Soruda söz konusu edilen kelime mealde “sokulma” olarak ifade edilen  “LE- EVDAÛ” fiilidir. Yazıda bitişik yazılan bu kelimenin aslı  َل َأَوْضَعُوا  dur. Ancak kural olarak Arapçada bunlar yukarıda geçtiği şekilde bitişik olarak yazılır. Bu kelimenin başındaki “L” harfi bir tekit edadır. Olumsuzluk ifade eden “LA” edatı ile hiç bir ilişkisi yoktur.  Zaten kural olarak “LA” edatı mazi/geçmiş haldeki fiilin başında yer almaz.

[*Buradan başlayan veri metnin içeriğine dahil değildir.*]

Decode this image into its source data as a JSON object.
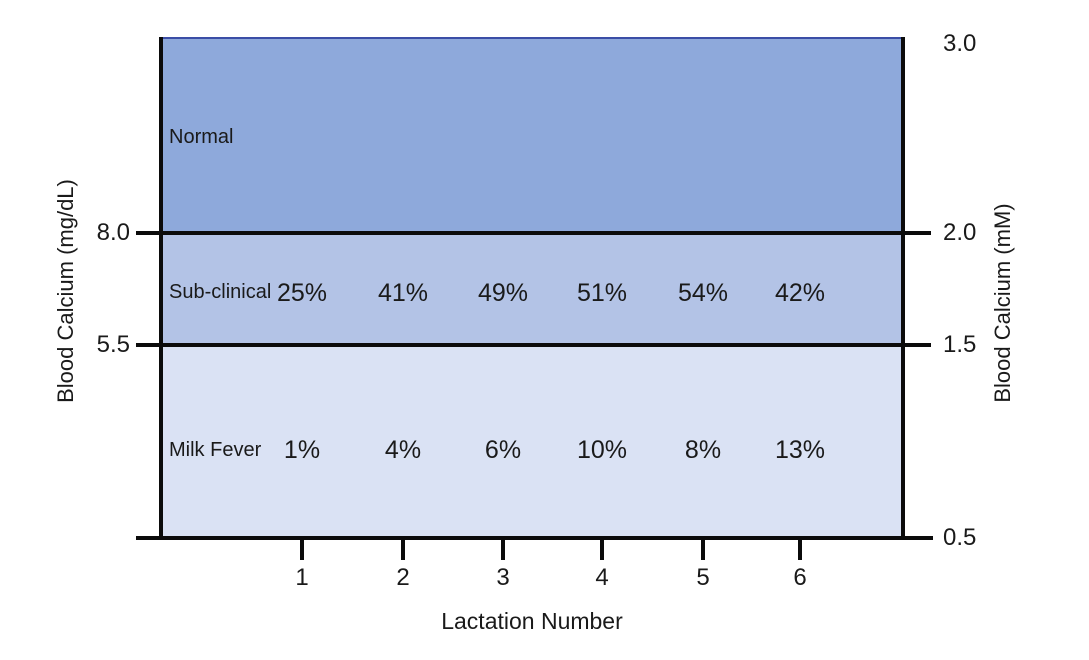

- Ali İmran suresinin 167. ayetinin meali ve Arapça metni şöyledir:

“Ve iki yüzlülük edenleri bilsin (ortaya çıkarsın). Onlara: ‘Gelin, Allâh yolunda savaşın, ya da savunun.’ dendiği halde: 'Eğer savaş (olacağını) bilseydik, sizinle gelirdik.' dediler. Onlar, o gün, imandan çok küfre yakın idiler. Ağızlarıyla, kalblerinde olmayanı söylüyorlar. Halbuki Allâh, içlerinde sakladıkları şeyi çok iyi bilmektedir.”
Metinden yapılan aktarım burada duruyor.